Love in the Time of Cholera

Gabriel García Márquez, 1985 Date Read: 2/13/2022



Thanks to this novel, we have a new tracker on the LLL: The Pedophile Tracker! A 76-year-old man has a sexual relationship with a 14-year-old girl who is his ward. Even in 1985, even in Columbia, even in the 1920s when the novel is set, that was fucked up.


As usual, spoilers ahead. In essence, this is the story of a stalker. Florentino "falls in love" with Fermina when they are teenagers - she's 16, I think, when they meet. Things happen and she marries someone else. Florentino then spends the next fifty-plus years obsessing about her, following her, watching her, and waiting/hoping for her husband to die. Oh, and while he's doing this, he's also fucking every damn woman in the city. I think it said at least 645 "relationships", not counting flings. Later, it is told that he raped a servant and got her pregnant, disowned the baby, and got someone else accued of the rape.

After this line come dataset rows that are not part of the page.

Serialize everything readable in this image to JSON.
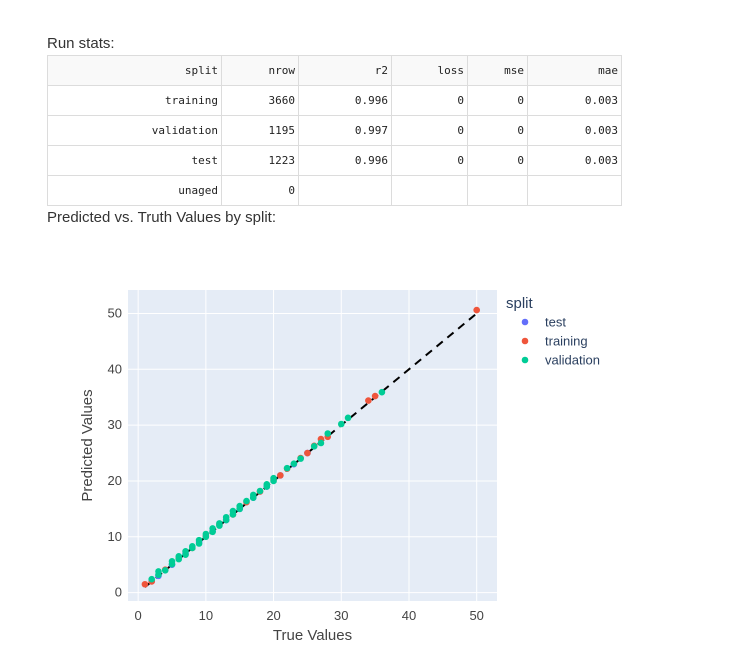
{
  "stats_title": "Run stats:",
  "table": {
    "headers": [
      "split",
      "nrow",
      "r2",
      "loss",
      "mse",
      "mae"
    ],
    "rows": [
      [
        "training",
        "3660",
        "0.996",
        "0",
        "0",
        "0.003"
      ],
      [
        "validation",
        "1195",
        "0.997",
        "0",
        "0",
        "0.003"
      ],
      [
        "test",
        "1223",
        "0.996",
        "0",
        "0",
        "0.003"
      ],
      [
        "unaged",
        "0",
        "",
        "",
        "",
        ""
      ]
    ]
  },
  "plot_title": "Predicted vs. Truth Values by split:",
  "chart_data": {
    "type": "scatter",
    "xlabel": "True Values",
    "ylabel": "Predicted Values",
    "xlim": [
      -1.5,
      53.0
    ],
    "ylim": [
      -1.5,
      54.2
    ],
    "xticks": [
      0,
      10,
      20,
      30,
      40,
      50
    ],
    "yticks": [
      0,
      10,
      20,
      30,
      40,
      50
    ],
    "grid": true,
    "legend_title": "split",
    "legend_position": "right",
    "reference_line": {
      "x": [
        1,
        50
      ],
      "y": [
        1,
        50
      ],
      "style": "dashed",
      "color": "#000000"
    },
    "series": [
      {
        "name": "test",
        "color": "#636efa",
        "x": [
          2,
          3,
          5,
          7,
          9,
          11,
          13,
          15,
          17,
          19,
          21,
          23,
          25
        ],
        "y": [
          2.1,
          3.0,
          5.0,
          7.0,
          9.1,
          11.0,
          13.0,
          15.0,
          17.0,
          19.0,
          21.0,
          23.0,
          25.0
        ]
      },
      {
        "name": "training",
        "color": "#ef553b",
        "x": [
          1,
          2,
          4,
          6,
          8,
          10,
          12,
          14,
          16,
          18,
          20,
          21,
          22,
          24,
          25,
          26,
          27,
          28,
          34,
          35,
          50
        ],
        "y": [
          1.5,
          2.0,
          4.1,
          6.2,
          8.0,
          10.1,
          12.2,
          14.0,
          16.2,
          18.1,
          20.2,
          21.0,
          22.2,
          24.1,
          25.0,
          26.3,
          27.5,
          27.9,
          34.4,
          35.2,
          50.6
        ]
      },
      {
        "name": "validation",
        "color": "#00cc96",
        "x": [
          2,
          3,
          3,
          4,
          5,
          5,
          6,
          6,
          7,
          7,
          8,
          8,
          9,
          9,
          10,
          10,
          11,
          11,
          12,
          12,
          13,
          13,
          14,
          14,
          15,
          15,
          16,
          17,
          17,
          18,
          19,
          19,
          20,
          20,
          22,
          23,
          24,
          26,
          27,
          28,
          30,
          31,
          36
        ],
        "y": [
          2.4,
          3.2,
          3.8,
          4.0,
          5.1,
          5.6,
          6.0,
          6.5,
          6.8,
          7.4,
          8.0,
          8.3,
          8.8,
          9.4,
          10.0,
          10.5,
          10.9,
          11.5,
          12.0,
          12.4,
          13.0,
          13.5,
          14.0,
          14.6,
          15.0,
          15.5,
          16.4,
          17.0,
          17.5,
          18.2,
          19.0,
          19.4,
          20.0,
          20.5,
          22.3,
          23.1,
          24.0,
          26.2,
          26.8,
          28.5,
          30.2,
          31.3,
          35.9
        ]
      }
    ]
  }
}
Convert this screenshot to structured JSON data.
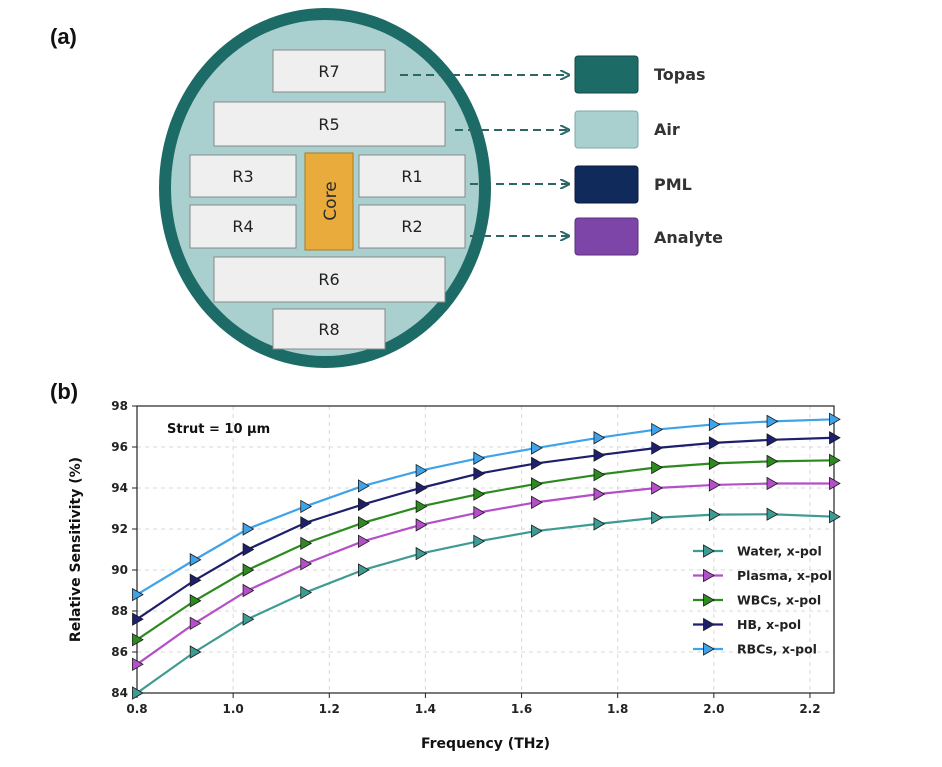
{
  "panel_a": {
    "label": "(a)",
    "core_label": "Core",
    "regions": [
      "R7",
      "R5",
      "R3",
      "R1",
      "R4",
      "R2",
      "R6",
      "R8"
    ],
    "legend": [
      {
        "label": "Topas",
        "color": "#1d6b66"
      },
      {
        "label": "Air",
        "color": "#a9cfcf"
      },
      {
        "label": "PML",
        "color": "#102a5c"
      },
      {
        "label": "Analyte",
        "color": "#7e45a8"
      }
    ],
    "colors": {
      "outer_ring": "#1d6b66",
      "cladding": "#a9cfcf",
      "rect_fill": "#efefef",
      "core": "#e9ac3c",
      "arrow": "#2c6767"
    }
  },
  "panel_b": {
    "label": "(b)",
    "annotation": "Strut = 10 µm"
  },
  "chart_data": {
    "type": "line",
    "xlabel": "Frequency (THz)",
    "ylabel": "Relative Sensitivity (%)",
    "xlim": [
      0.8,
      2.25
    ],
    "ylim": [
      84,
      98
    ],
    "xticks": [
      "0.8",
      "1.0",
      "1.2",
      "1.4",
      "1.6",
      "1.8",
      "2.0",
      "2.2"
    ],
    "yticks": [
      "84",
      "86",
      "88",
      "90",
      "92",
      "94",
      "96",
      "98"
    ],
    "grid": true,
    "legend_position": "bottom-right",
    "x": [
      0.8,
      0.92,
      1.03,
      1.15,
      1.27,
      1.39,
      1.51,
      1.63,
      1.76,
      1.88,
      2.0,
      2.12,
      2.25
    ],
    "series": [
      {
        "name": "Water, x-pol",
        "color": "#3d9b94",
        "values": [
          84.0,
          86.0,
          87.6,
          88.9,
          90.0,
          90.8,
          91.4,
          91.9,
          92.25,
          92.55,
          92.7,
          92.72,
          92.6
        ]
      },
      {
        "name": "Plasma, x-pol",
        "color": "#b54fc9",
        "values": [
          85.4,
          87.4,
          89.0,
          90.3,
          91.4,
          92.2,
          92.8,
          93.3,
          93.7,
          94.0,
          94.15,
          94.22,
          94.22
        ]
      },
      {
        "name": "WBCs, x-pol",
        "color": "#2d8a1f",
        "values": [
          86.6,
          88.5,
          90.0,
          91.3,
          92.3,
          93.1,
          93.7,
          94.2,
          94.65,
          95.0,
          95.2,
          95.3,
          95.35
        ]
      },
      {
        "name": "HB, x-pol",
        "color": "#1e1f6e",
        "values": [
          87.6,
          89.5,
          91.0,
          92.3,
          93.2,
          94.0,
          94.7,
          95.2,
          95.6,
          95.95,
          96.2,
          96.35,
          96.45
        ]
      },
      {
        "name": "RBCs, x-pol",
        "color": "#3ea3e8",
        "values": [
          88.8,
          90.5,
          92.0,
          93.1,
          94.1,
          94.85,
          95.45,
          95.95,
          96.45,
          96.85,
          97.1,
          97.25,
          97.35
        ]
      }
    ]
  }
}
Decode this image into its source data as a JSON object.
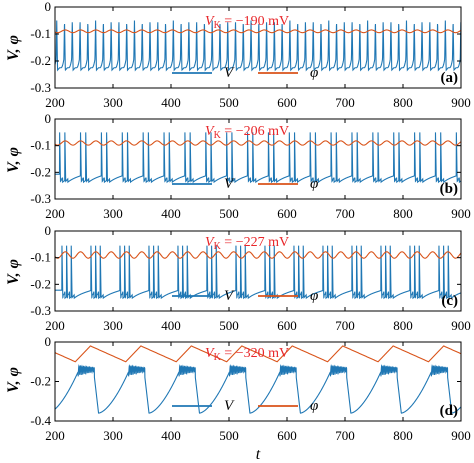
{
  "figure": {
    "xlabel": "t",
    "ylabel": "V, φ",
    "xticks": [
      "200",
      "300",
      "400",
      "500",
      "600",
      "700",
      "800",
      "900"
    ],
    "legend": {
      "v": "V",
      "phi": "φ"
    },
    "colors": {
      "v": "#1f77b4",
      "phi": "#d95319",
      "annotation": "#e8262a",
      "axes": "#000000"
    }
  },
  "chart_data": [
    {
      "type": "line",
      "panel_label": "(a)",
      "annotation_var": "V",
      "annotation_sub": "K",
      "annotation_value": " = −190 mV",
      "xlim": [
        200,
        900
      ],
      "ylim": [
        -0.3,
        0
      ],
      "yticks": [
        "0",
        "-0.1",
        "-0.2",
        "-0.3"
      ],
      "ytick_values": [
        0,
        -0.1,
        -0.2,
        -0.3
      ],
      "series": [
        {
          "name": "V",
          "pattern": "tonic_spiking",
          "spike_period": 13.4,
          "spikes_per_burst": 1,
          "peak": -0.05,
          "trough": -0.225,
          "first_spike": 203
        },
        {
          "name": "φ",
          "pattern": "ripple",
          "mean": -0.09,
          "amplitude": 0.005
        }
      ]
    },
    {
      "type": "line",
      "panel_label": "(b)",
      "annotation_var": "V",
      "annotation_sub": "K",
      "annotation_value": " = −206 mV",
      "xlim": [
        200,
        900
      ],
      "ylim": [
        -0.3,
        0
      ],
      "yticks": [
        "0",
        "-0.1",
        "-0.2",
        "-0.3"
      ],
      "ytick_values": [
        0,
        -0.1,
        -0.2,
        -0.3
      ],
      "series": [
        {
          "name": "V",
          "pattern": "doublet_bursting",
          "burst_period": 36,
          "spikes_per_burst": 2,
          "intra_spacing": 9,
          "peak": -0.05,
          "trough": -0.225,
          "first_spike": 208
        },
        {
          "name": "φ",
          "pattern": "ripple",
          "mean": -0.09,
          "amplitude": 0.008
        }
      ]
    },
    {
      "type": "line",
      "panel_label": "(c)",
      "annotation_var": "V",
      "annotation_sub": "K",
      "annotation_value": " = −227 mV",
      "xlim": [
        200,
        900
      ],
      "ylim": [
        -0.3,
        0
      ],
      "yticks": [
        "0",
        "-0.1",
        "-0.2",
        "-0.3"
      ],
      "ytick_values": [
        0,
        -0.1,
        -0.2,
        -0.3
      ],
      "series": [
        {
          "name": "V",
          "pattern": "triplet_bursting",
          "burst_period": 50,
          "spikes_per_burst": 3,
          "intra_spacing": 8,
          "peak": -0.055,
          "trough": -0.24,
          "first_spike": 212
        },
        {
          "name": "φ",
          "pattern": "ripple",
          "mean": -0.09,
          "amplitude": 0.012
        }
      ]
    },
    {
      "type": "line",
      "panel_label": "(d)",
      "annotation_var": "V",
      "annotation_sub": "K",
      "annotation_value": " = −320 mV",
      "xlim": [
        200,
        900
      ],
      "ylim": [
        -0.4,
        0
      ],
      "yticks": [
        "0",
        "-0.2",
        "-0.4"
      ],
      "ytick_values": [
        0,
        -0.2,
        -0.4
      ],
      "series": [
        {
          "name": "V",
          "pattern": "square_wave_bursting",
          "burst_period": 87,
          "burst_duration": 28,
          "oscillation_period": 2.6,
          "plateau_high": -0.12,
          "plateau_low": -0.18,
          "silent_trough": -0.36,
          "first_burst": 240
        },
        {
          "name": "φ",
          "pattern": "sawtooth",
          "min": -0.1,
          "max": -0.02,
          "rise_start": 235,
          "period": 87
        }
      ]
    }
  ]
}
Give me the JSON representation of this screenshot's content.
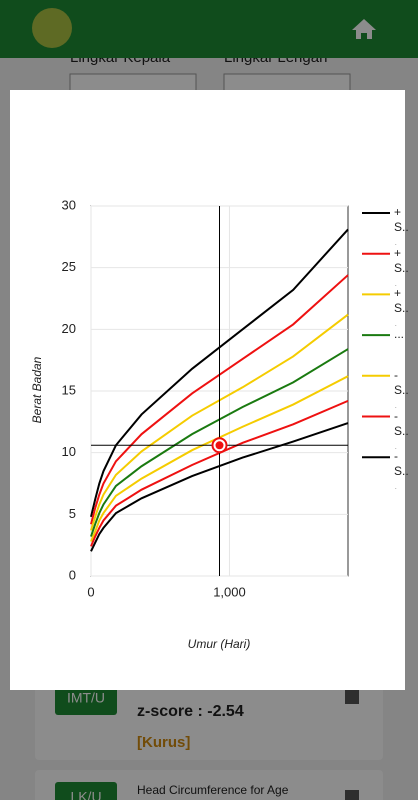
{
  "form": {
    "fields": [
      "Lingkar Kepala",
      "Lingkar Lengan"
    ]
  },
  "cards": [
    {
      "badge": "IMT/U",
      "zscore": "z-score : -2.54",
      "status": "[Kurus]"
    },
    {
      "badge": "LK/U",
      "title": "Head Circumference for Age"
    }
  ],
  "chart_data": {
    "type": "line",
    "x_label": "Umur (Hari)",
    "y_label": "Berat Badan",
    "x": [
      0,
      30,
      60,
      90,
      180,
      365,
      730,
      1095,
      1460,
      1856
    ],
    "series": [
      {
        "name": "+ S...",
        "color": "#000000",
        "values": [
          4.8,
          6.2,
          7.5,
          8.5,
          10.6,
          13.1,
          16.8,
          20.0,
          23.2,
          28.1
        ]
      },
      {
        "name": "+ S...",
        "color": "#ee1111",
        "values": [
          4.2,
          5.5,
          6.6,
          7.5,
          9.3,
          11.5,
          14.8,
          17.6,
          20.4,
          24.4
        ]
      },
      {
        "name": "+ S...",
        "color": "#f5cc00",
        "values": [
          3.7,
          4.8,
          5.8,
          6.6,
          8.2,
          10.1,
          13.0,
          15.3,
          17.8,
          21.2
        ]
      },
      {
        "name": "...",
        "color": "#1a7a10",
        "values": [
          3.2,
          4.2,
          5.1,
          5.8,
          7.3,
          8.9,
          11.5,
          13.7,
          15.7,
          18.4
        ]
      },
      {
        "name": "- S...",
        "color": "#f5cc00",
        "values": [
          2.8,
          3.6,
          4.5,
          5.1,
          6.5,
          7.9,
          10.2,
          12.1,
          13.9,
          16.2
        ]
      },
      {
        "name": "- S...",
        "color": "#ee1111",
        "values": [
          2.4,
          3.2,
          3.9,
          4.5,
          5.7,
          7.0,
          9.0,
          10.8,
          12.3,
          14.2
        ]
      },
      {
        "name": "- S...",
        "color": "#000000",
        "values": [
          2.0,
          2.7,
          3.4,
          3.9,
          5.1,
          6.3,
          8.1,
          9.6,
          10.9,
          12.4
        ]
      }
    ],
    "point": {
      "x": 928,
      "y": 10.6,
      "color": "#ee1111"
    },
    "xlim": [
      0,
      1856
    ],
    "ylim": [
      0,
      30
    ],
    "xticks": [
      0,
      {
        "value": 1000,
        "label": "1,000"
      }
    ],
    "yticks": [
      0,
      5,
      10,
      15,
      20,
      25,
      30
    ],
    "grid": true,
    "legend": "right"
  }
}
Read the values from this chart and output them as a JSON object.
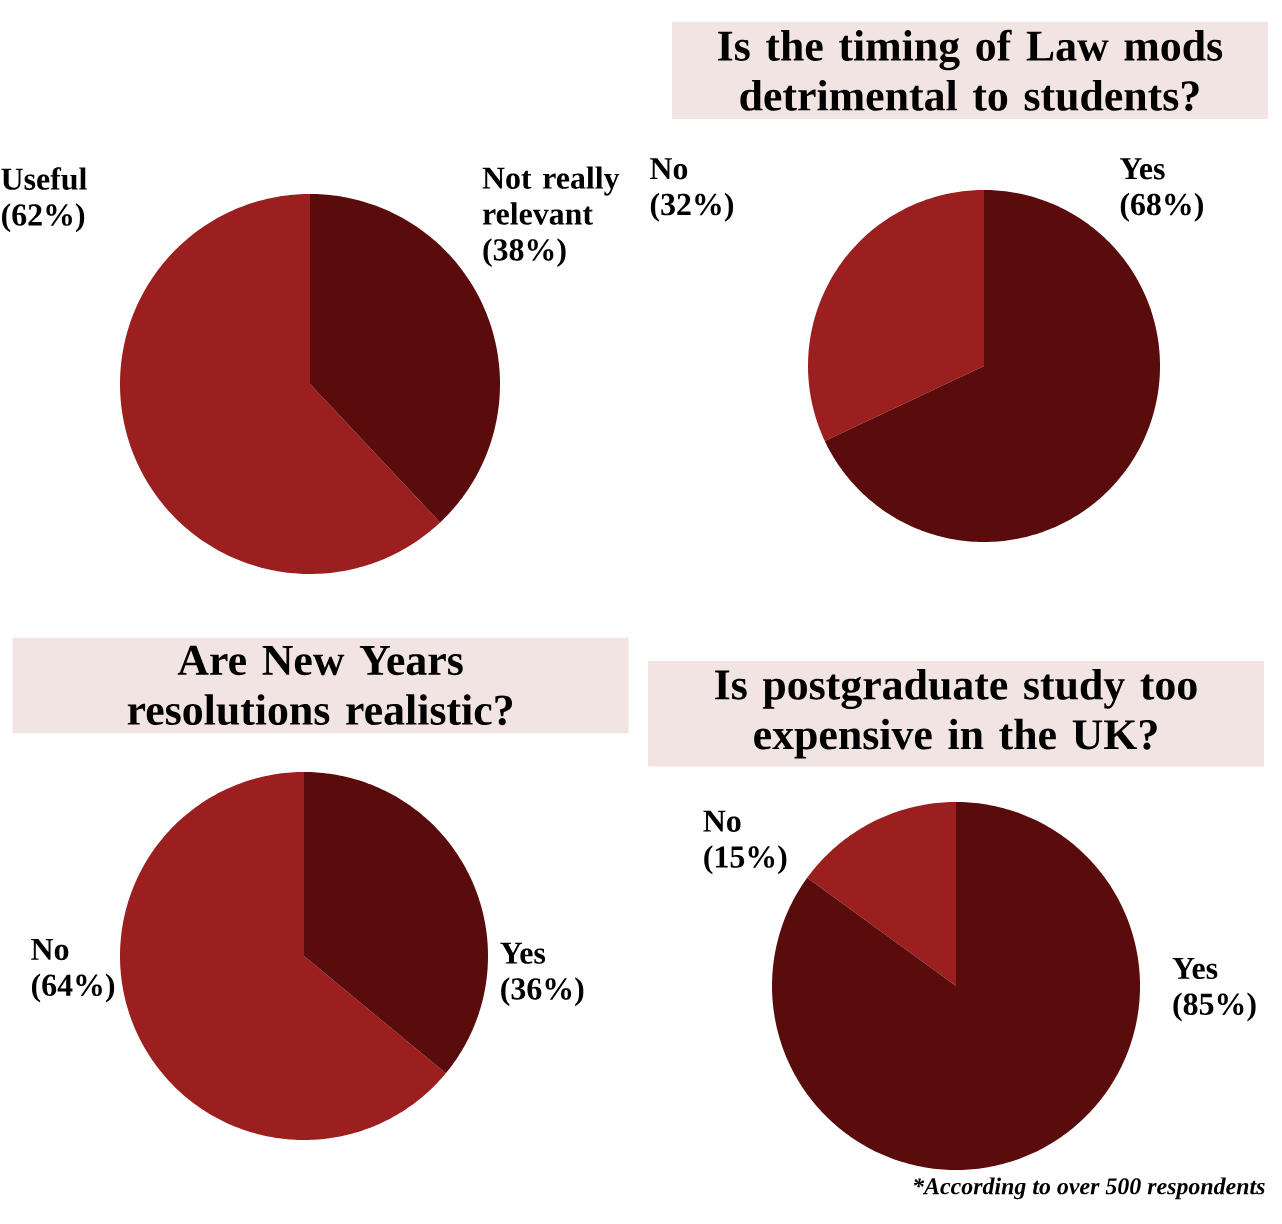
{
  "chart_data": [
    {
      "type": "pie",
      "categories": [
        "Useful",
        "Not really relevant"
      ],
      "values": [
        62,
        38
      ],
      "value_labels": [
        "(62%)",
        "(38%)"
      ],
      "colors": [
        "#9b1f1f",
        "#5a0b0b"
      ]
    },
    {
      "type": "pie",
      "title": "Is the timing of Law mods detrimental to students?",
      "categories": [
        "No",
        "Yes"
      ],
      "values": [
        32,
        68
      ],
      "value_labels": [
        "(32%)",
        "(68%)"
      ],
      "colors": [
        "#9b1f1f",
        "#5a0b0b"
      ]
    },
    {
      "type": "pie",
      "title": "Are New Years resolutions realistic?",
      "categories": [
        "No",
        "Yes"
      ],
      "values": [
        64,
        36
      ],
      "value_labels": [
        "(64%)",
        "(36%)"
      ],
      "colors": [
        "#9b1f1f",
        "#5a0b0b"
      ]
    },
    {
      "type": "pie",
      "title": "Is postgraduate study too expensive in the UK?",
      "categories": [
        "No",
        "Yes"
      ],
      "values": [
        15,
        85
      ],
      "value_labels": [
        "(15%)",
        "(85%)"
      ],
      "colors": [
        "#9b1f1f",
        "#5a0b0b"
      ],
      "annotations": [
        "*According to over 500 respondents"
      ]
    }
  ]
}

And - wait for it - Florentino is the romantic lead.


Fermina marries Juvenal, who is rich, cultured, loving, attentive, and intelligent. And she hates him. There's no reason for the hatred. He cheats on her early in their marriage (in part because Fermina obviously can't stand him) but that's not even why she can't stand him. She can't stand him on like, a cellular level. While also loving him. Because apparently "that's how women are" (news to me).


I did not dislike this novel. It had serious problems, though. As did the characters. Like serious, major, you-should-really-see-someone-about-that problems.


Most of it was enjoyable to read. I was not happy that Fermina ends up in a romantic relationship with Florentino at the end because he's a despicable, disgusting excuse for a human being and he deserves jail for statutory rape (and regular rape too - this is also going on the Violence Against Women list).


Time to read: two days

Rereadability: Maybe? It isn't unenjoyable.

Classic: I really don't see it. It does sometime seem that your novel will be called a classic as long as a woman gets raped at least once.